Cette structure et les procédures d'application des directives existent et sont instaurées dans le groupe depuis de très nombreuses années. En dehors des contraintes découlant de la réglementation en vigueur, BASF s'impose des contraintes équivalentes, mais sur une base volontaire pour des produits non réglementés. Un contrôle systématique du sérieux et de la fiabilité des clients et de la cohérence de leurs activités avec les utilisations connues des substances fournies est réalisé régulièrement. BASF applique des règles équivalentes aussi bien pour les précurseurs de drogues de synthèse que pour les armes chimiques.

Pensez-vous que le partenariat public/privé est efficace et réel dans ce domaine ?
Les autorités ont incontestablement un rôle primordial à jouer pour s'assurer que tous les acteurs intervenant dans la livraison de tel ou tel précurseur fassent le même effort pour vérifier entre les mains de qui ils mettent ces substances.

Des solutions à ce phénomène ?
C’est à nous de rendre le détournement de ces produits le plus difficile possible.

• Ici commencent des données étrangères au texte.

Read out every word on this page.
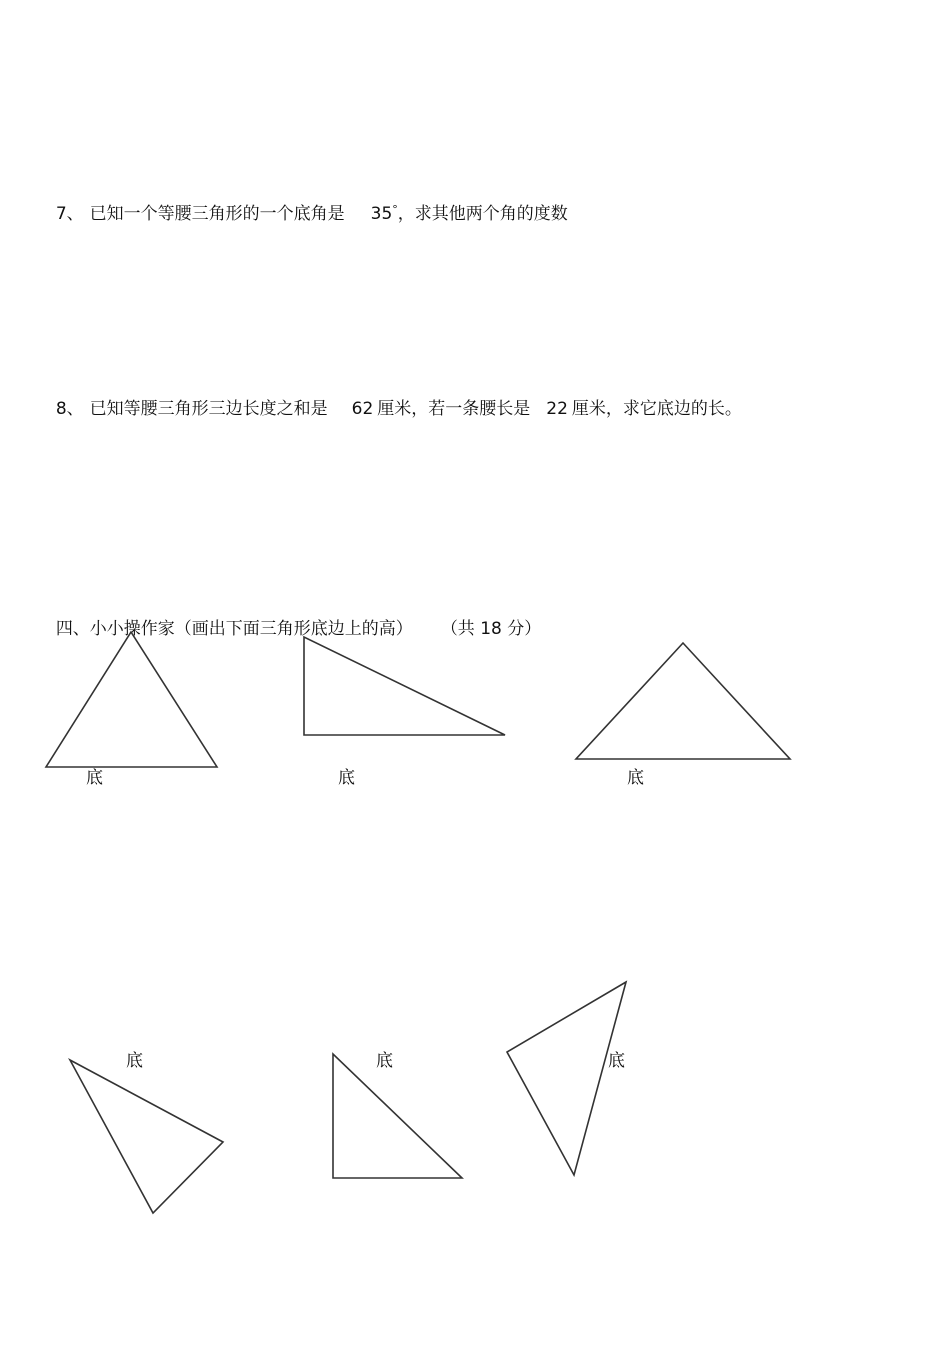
7、 已知一个等腰三角形的一个底角是 35°，求其他两个角的度数

8、 已知等腰三角形三边长度之和是 62 厘米，若一条腰长是 22 厘米，求它底边的长。

四、小小操作家（画出下面三角形底边上的高） （共 18 分）

底	底	底
底	底	底
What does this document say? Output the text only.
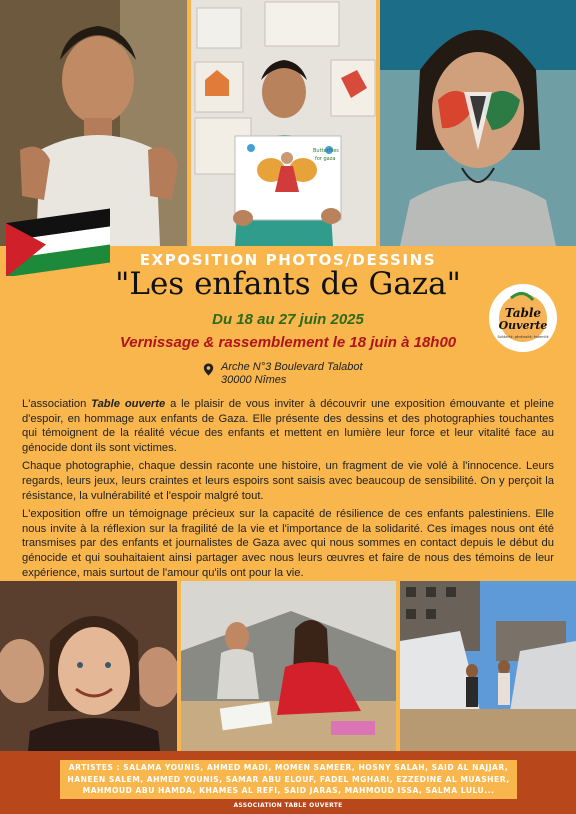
Butterflies
for gaza
EXPOSITION PHOTOS/DESSINS
"Les enfants de Gaza"
Du 18 au 27 juin 2025
Vernissage & rassemblement le 18 juin à 18h00
Table
Ouverte
Solidarité, générosité, fraternité
Arche N°3 Boulevard Talabot
30000 Nîmes

L'association Table ouverte a le plaisir de vous inviter à découvrir une exposition émouvante et pleine d'espoir, en hommage aux enfants de Gaza. Elle présente des dessins et des photographies touchantes qui témoignent de la réalité vécue des enfants et mettent en lumière leur force et leur vitalité face au génocide dont ils sont victimes.

Chaque photographie, chaque dessin raconte une histoire, un fragment de vie volé à l'innocence. Leurs regards, leurs jeux, leurs craintes et leurs espoirs sont saisis avec beaucoup de sensibilité. On y perçoit la résistance, la vulnérabilité et l'espoir malgré tout.

L'exposition offre un témoignage précieux sur la capacité de résilience de ces enfants palestiniens. Elle nous invite à la réflexion sur la fragilité de la vie et l'importance de la solidarité. Ces images nous ont été transmises par des enfants et journalistes de Gaza avec qui nous sommes en contact depuis le début du génocide et qui souhaitaient ainsi partager avec nous leurs œuvres et faire de nous des témoins de leur expérience, mais surtout de l'amour qu'ils ont pour la vie.

ARTISTES : SALAMA YOUNIS, AHMED MADI, MOMEN SAMEER, HOSNY SALAH, SAID AL NAJJAR,
HANEEN SALEM, AHMED YOUNIS, SAMAR ABU ELOUF, FADEL MGHARI, EZZEDINE AL MUASHER,
MAHMOUD ABU HAMDA, KHAMES AL REFI, SAID JARAS, MAHMOUD ISSA, SALMA LULU...
ASSOCIATION TABLE OUVERTE
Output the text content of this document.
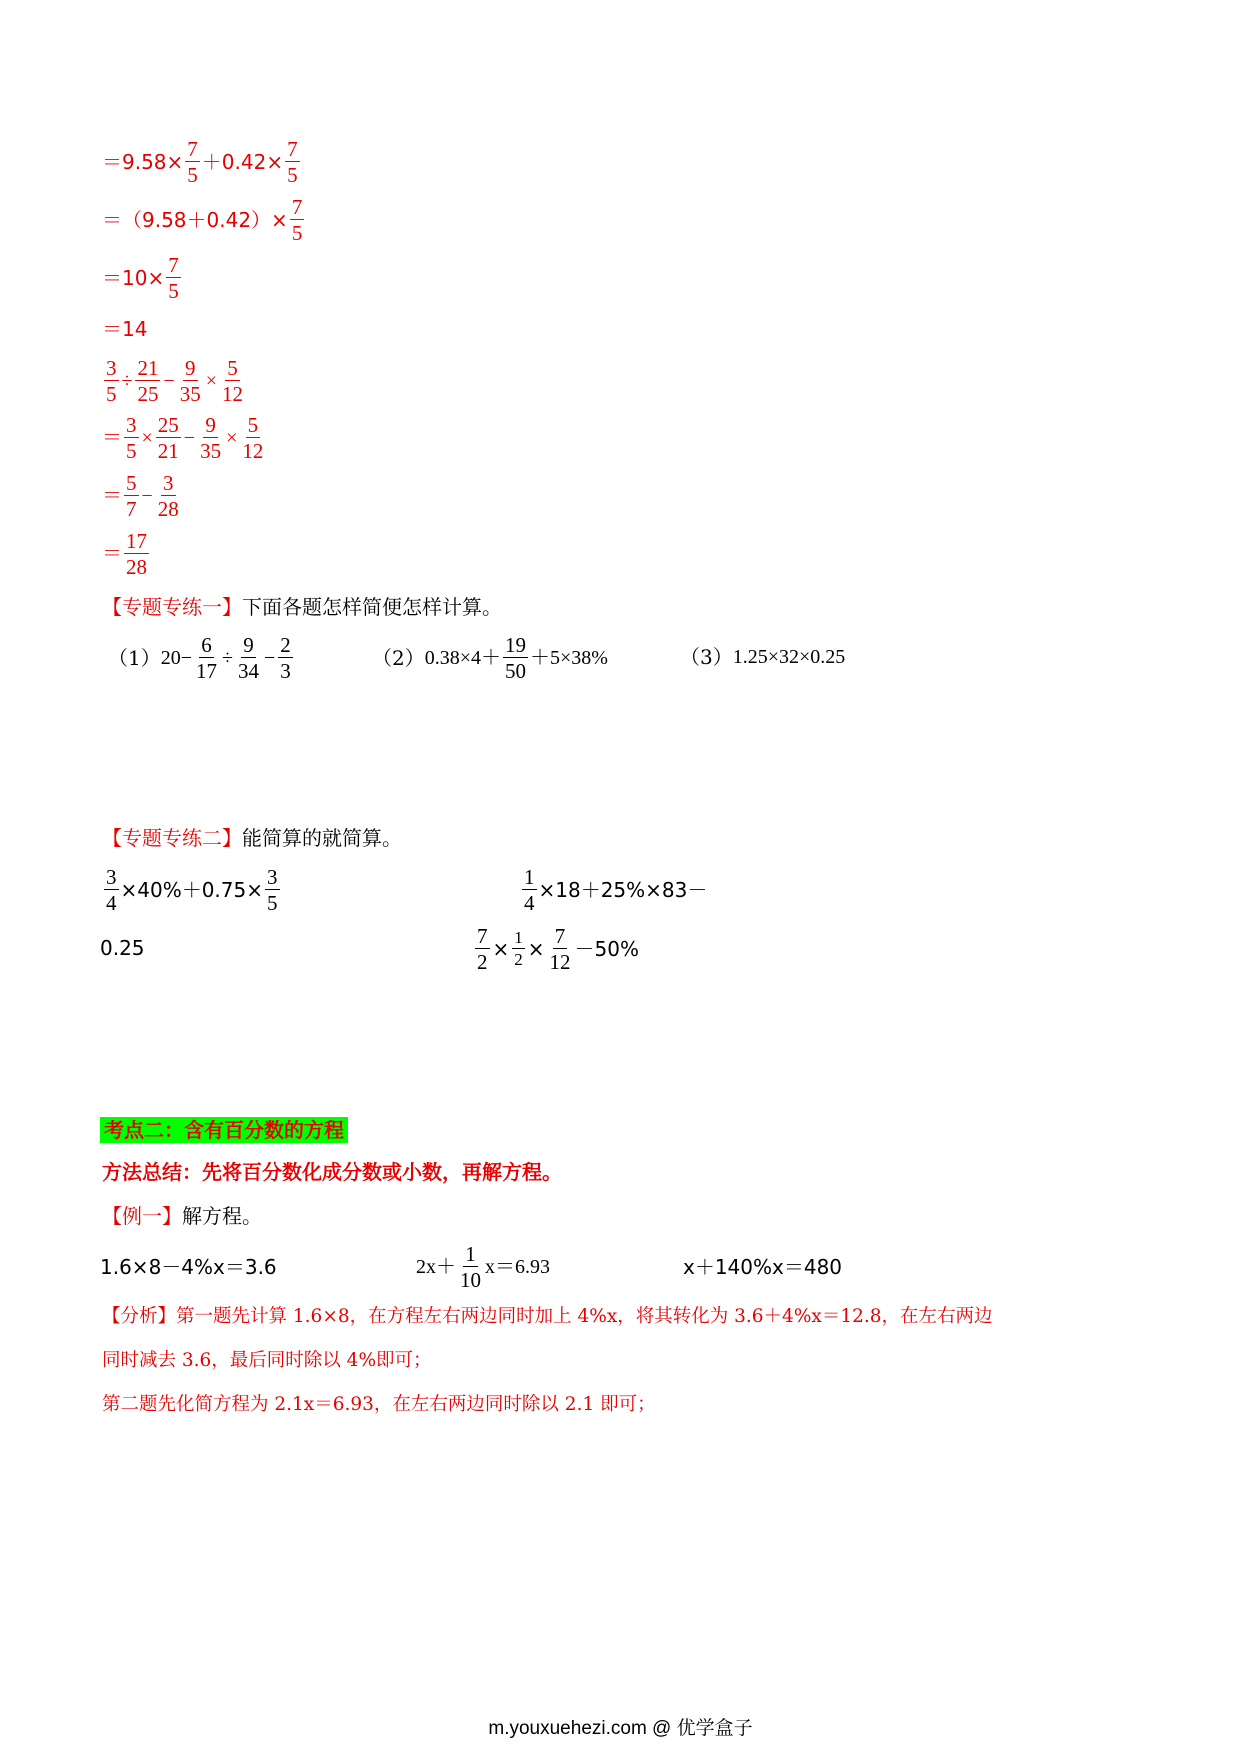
$=9.58\times \frac{7}{5} +0.42\times \frac{7}{5}$
$=(9.58+0.42)\times \frac{7}{5}$
$=10\times \frac{7}{5}$
＝14
$\frac{3}{5} \div \frac{21}{25} - \frac{9}{35} \times \frac{5}{12}$
＝ $\frac{3}{5} \times \frac{25}{21} - \frac{9}{35} \times \frac{5}{12}$
＝ $\frac{5}{7} - \frac{3}{28}$
＝ $\frac{17}{28}$
【专题专练一】 下面各题怎样简便怎样计算。
（1） $20- \frac{6}{17} \div \frac{9}{34} - \frac{2}{3}$	（2） $0.38\times 4+ \frac{19}{50} +5\times 38\%$	（3） 1.25×32×0.25
【专题专练二】 能简算的就简算。
$\frac{3}{4} \times 40\%+0.75\times \frac{3}{5}$	$\frac{1}{4} \times 18+25\%\times 83-$
0.25	$\frac{7}{2} \times \frac{1}{2} \times \frac{7}{12} -50\%$
考点二：含有百分数的方程
方法总结：先将百分数化成分数或小数，再解方程。
【例一】 解方程。
1.6×8－4%x＝3.6	$2x+ \frac{1}{10} x=6.93$	x＋140%x＝480
【分析】 第一题先计算 1.6×8，在方程左右两边同时加上 4%x，将其转化为 3.6＋4%x＝12.8，在左右两边
同时减去 3.6，最后同时除以 4%即可；
第二题先化简方程为 2.1x＝6.93，在左右两边同时除以 2.1 即可；
m.youxuehezi.com @ 优学盒子
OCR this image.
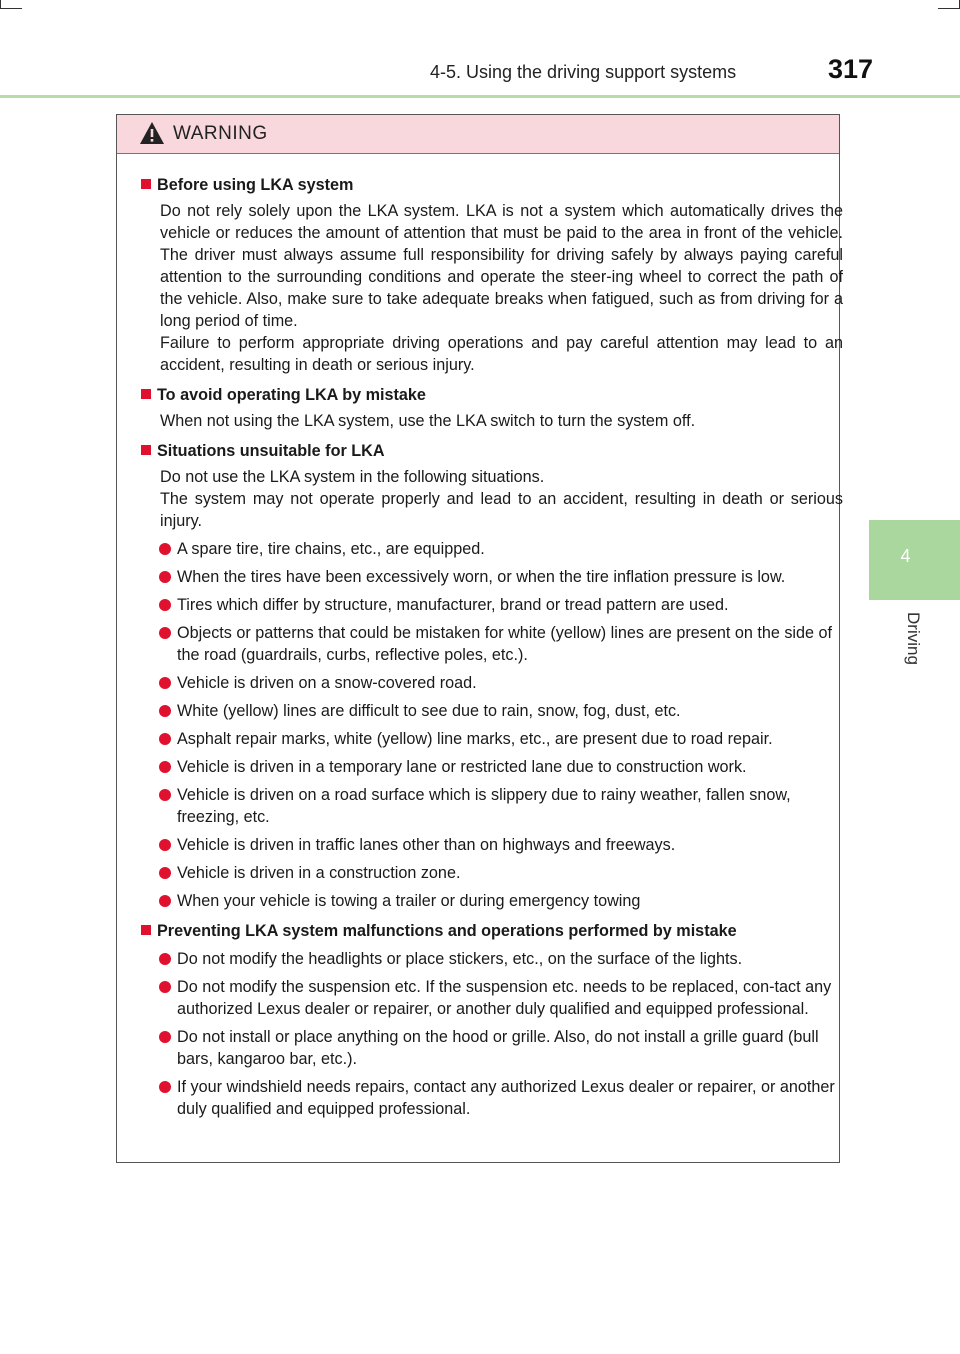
4-5. Using the driving support systems	317
4
Driving
WARNING
Before using LKA system

Do not rely solely upon the LKA system. LKA is not a system which automatically drives the vehicle or reduces the amount of attention that must be paid to the area in front of the vehicle. The driver must always assume full responsibility for driving safely by always paying careful attention to the surrounding conditions and operate the steer-ing wheel to correct the path of the vehicle. Also, make sure to take adequate breaks when fatigued, such as from driving for a long period of time.

Failure to perform appropriate driving operations and pay careful attention may lead to an accident, resulting in death or serious injury.

To avoid operating LKA by mistake

When not using the LKA system, use the LKA switch to turn the system off.

Situations unsuitable for LKA

Do not use the LKA system in the following situations.

The system may not operate properly and lead to an accident, resulting in death or serious injury.

A spare tire, tire chains, etc., are equipped.
When the tires have been excessively worn, or when the tire inflation pressure is low.
Tires which differ by structure, manufacturer, brand or tread pattern are used.
Objects or patterns that could be mistaken for white (yellow) lines are present on the side of the road (guardrails, curbs, reflective poles, etc.).
Vehicle is driven on a snow-covered road.
White (yellow) lines are difficult to see due to rain, snow, fog, dust, etc.
Asphalt repair marks, white (yellow) line marks, etc., are present due to road repair.
Vehicle is driven in a temporary lane or restricted lane due to construction work.
Vehicle is driven on a road surface which is slippery due to rainy weather, fallen snow, freezing, etc.
Vehicle is driven in traffic lanes other than on highways and freeways.
Vehicle is driven in a construction zone.
When your vehicle is towing a trailer or during emergency towing
Preventing LKA system malfunctions and operations performed by mistake
Do not modify the headlights or place stickers, etc., on the surface of the lights.
Do not modify the suspension etc. If the suspension etc. needs to be replaced, con-tact any authorized Lexus dealer or repairer, or another duly qualified and equipped professional.
Do not install or place anything on the hood or grille. Also, do not install a grille guard (bull bars, kangaroo bar, etc.).
If your windshield needs repairs, contact any authorized Lexus dealer or repairer, or another duly qualified and equipped professional.
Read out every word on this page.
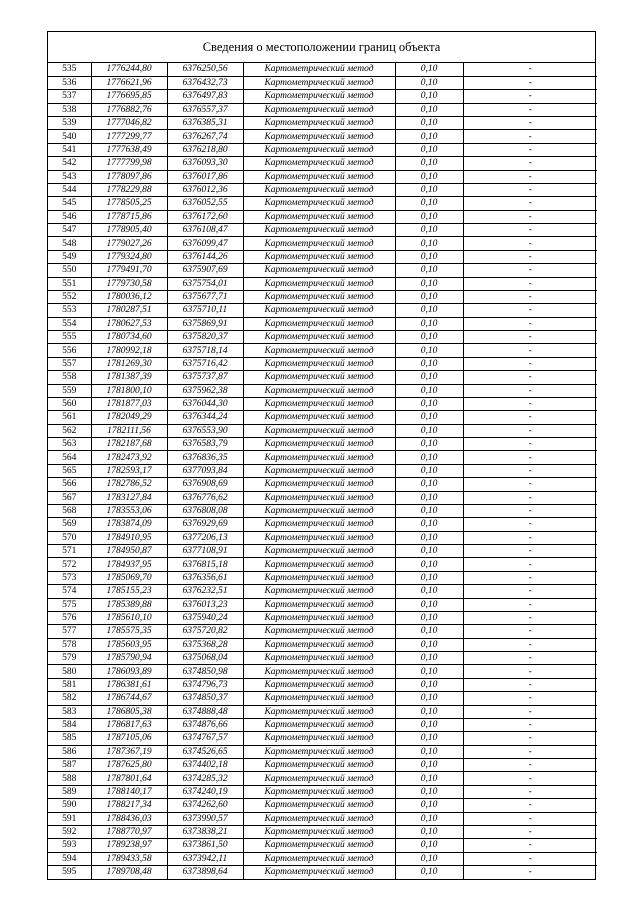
Сведения о местоположении границ объекта
535	1776244,80	6376250,56	Картометрический метод	0,10	-
536	1776621,96	6376432,73	Картометрический метод	0,10	-
537	1776695,85	6376497,83	Картометрический метод	0,10	-
538	1776882,76	6376557,37	Картометрический метод	0,10	-
539	1777046,82	6376385,31	Картометрический метод	0,10	-
540	1777299,77	6376267,74	Картометрический метод	0,10	-
541	1777638,49	6376218,80	Картометрический метод	0,10	-
542	1777799,98	6376093,30	Картометрический метод	0,10	-
543	1778097,86	6376017,86	Картометрический метод	0,10	-
544	1778229,88	6376012,36	Картометрический метод	0,10	-
545	1778505,25	6376052,55	Картометрический метод	0,10	-
546	1778715,86	6376172,60	Картометрический метод	0,10	-
547	1778905,40	6376108,47	Картометрический метод	0,10	-
548	1779027,26	6376099,47	Картометрический метод	0,10	-
549	1779324,80	6376144,26	Картометрический метод	0,10	-
550	1779491,70	6375907,69	Картометрический метод	0,10	-
551	1779730,58	6375754,01	Картометрический метод	0,10	-
552	1780036,12	6375677,71	Картометрический метод	0,10	-
553	1780287,51	6375710,11	Картометрический метод	0,10	-
554	1780627,53	6375869,91	Картометрический метод	0,10	-
555	1780734,60	6375820,37	Картометрический метод	0,10	-
556	1780992,18	6375718,14	Картометрический метод	0,10	-
557	1781269,30	6375716,42	Картометрический метод	0,10	-
558	1781387,39	6375737,87	Картометрический метод	0,10	-
559	1781800,10	6375962,38	Картометрический метод	0,10	-
560	1781877,03	6376044,30	Картометрический метод	0,10	-
561	1782049,29	6376344,24	Картометрический метод	0,10	-
562	1782111,56	6376553,90	Картометрический метод	0,10	-
563	1782187,68	6376583,79	Картометрический метод	0,10	-
564	1782473,92	6376836,35	Картометрический метод	0,10	-
565	1782593,17	6377093,84	Картометрический метод	0,10	-
566	1782786,52	6376908,69	Картометрический метод	0,10	-
567	1783127,84	6376776,62	Картометрический метод	0,10	-
568	1783553,06	6376808,08	Картометрический метод	0,10	-
569	1783874,09	6376929,69	Картометрический метод	0,10	-
570	1784910,95	6377206,13	Картометрический метод	0,10	-
571	1784950,87	6377108,91	Картометрический метод	0,10	-
572	1784937,95	6376815,18	Картометрический метод	0,10	-
573	1785069,70	6376356,61	Картометрический метод	0,10	-
574	1785155,23	6376232,51	Картометрический метод	0,10	-
575	1785389,88	6376013,23	Картометрический метод	0,10	-
576	1785610,10	6375940,24	Картометрический метод	0,10	-
577	1785575,35	6375720,82	Картометрический метод	0,10	-
578	1785603,95	6375368,28	Картометрический метод	0,10	-
579	1785790,94	6375068,04	Картометрический метод	0,10	-
580	1786093,89	6374850,98	Картометрический метод	0,10	-
581	1786381,61	6374796,73	Картометрический метод	0,10	-
582	1786744,67	6374850,37	Картометрический метод	0,10	-
583	1786805,38	6374888,48	Картометрический метод	0,10	-
584	1786817,63	6374876,66	Картометрический метод	0,10	-
585	1787105,06	6374767,57	Картометрический метод	0,10	-
586	1787367,19	6374526,65	Картометрический метод	0,10	-
587	1787625,80	6374402,18	Картометрический метод	0,10	-
588	1787801,64	6374285,32	Картометрический метод	0,10	-
589	1788140,17	6374240,19	Картометрический метод	0,10	-
590	1788217,34	6374262,60	Картометрический метод	0,10	-
591	1788436,03	6373990,57	Картометрический метод	0,10	-
592	1788770,97	6373838,21	Картометрический метод	0,10	-
593	1789238,97	6373861,50	Картометрический метод	0,10	-
594	1789433,58	6373942,11	Картометрический метод	0,10	-
595	1789708,48	6373898,64	Картометрический метод	0,10	-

Le sujet est également délicat à gérer en matière de communication ou d'échange d'information avec nos prestataires : il faudrait informer sur le caractère sensible de certains produits, tout en restant « discret » pour ne pas susciter de nouvelles vocations. Par exemple, pour éviter des détournements tout au long de la chaîne logistique il faudrait informer tous les opérateurs… au risque de donner des idées à certaines personnes qui n'avaient pas identifié l'intérêt des produits pour leur usage illicite. Internet joue également un rôle très « dangereux et néfaste » par la diffusion à un très large public d'informations sur les modes opératoires de synthèses de stupéfiants.

Un message pour d'autres sociétés françaises susceptibles d'être concernées ?
Il faut organiser une sensibilisation à tous les niveaux sous l'impulsion de la direction de l'entreprise. Il est également nécessaire de toujours s'assurer de savoir au préalable à qui on livre ces produits sensibles. C'est peut-être grâce à cette manière de procéder, que nous devons le fait de ne pas encore avoir eu à déclarer de soupçons à l'administration française jusqu'à présent !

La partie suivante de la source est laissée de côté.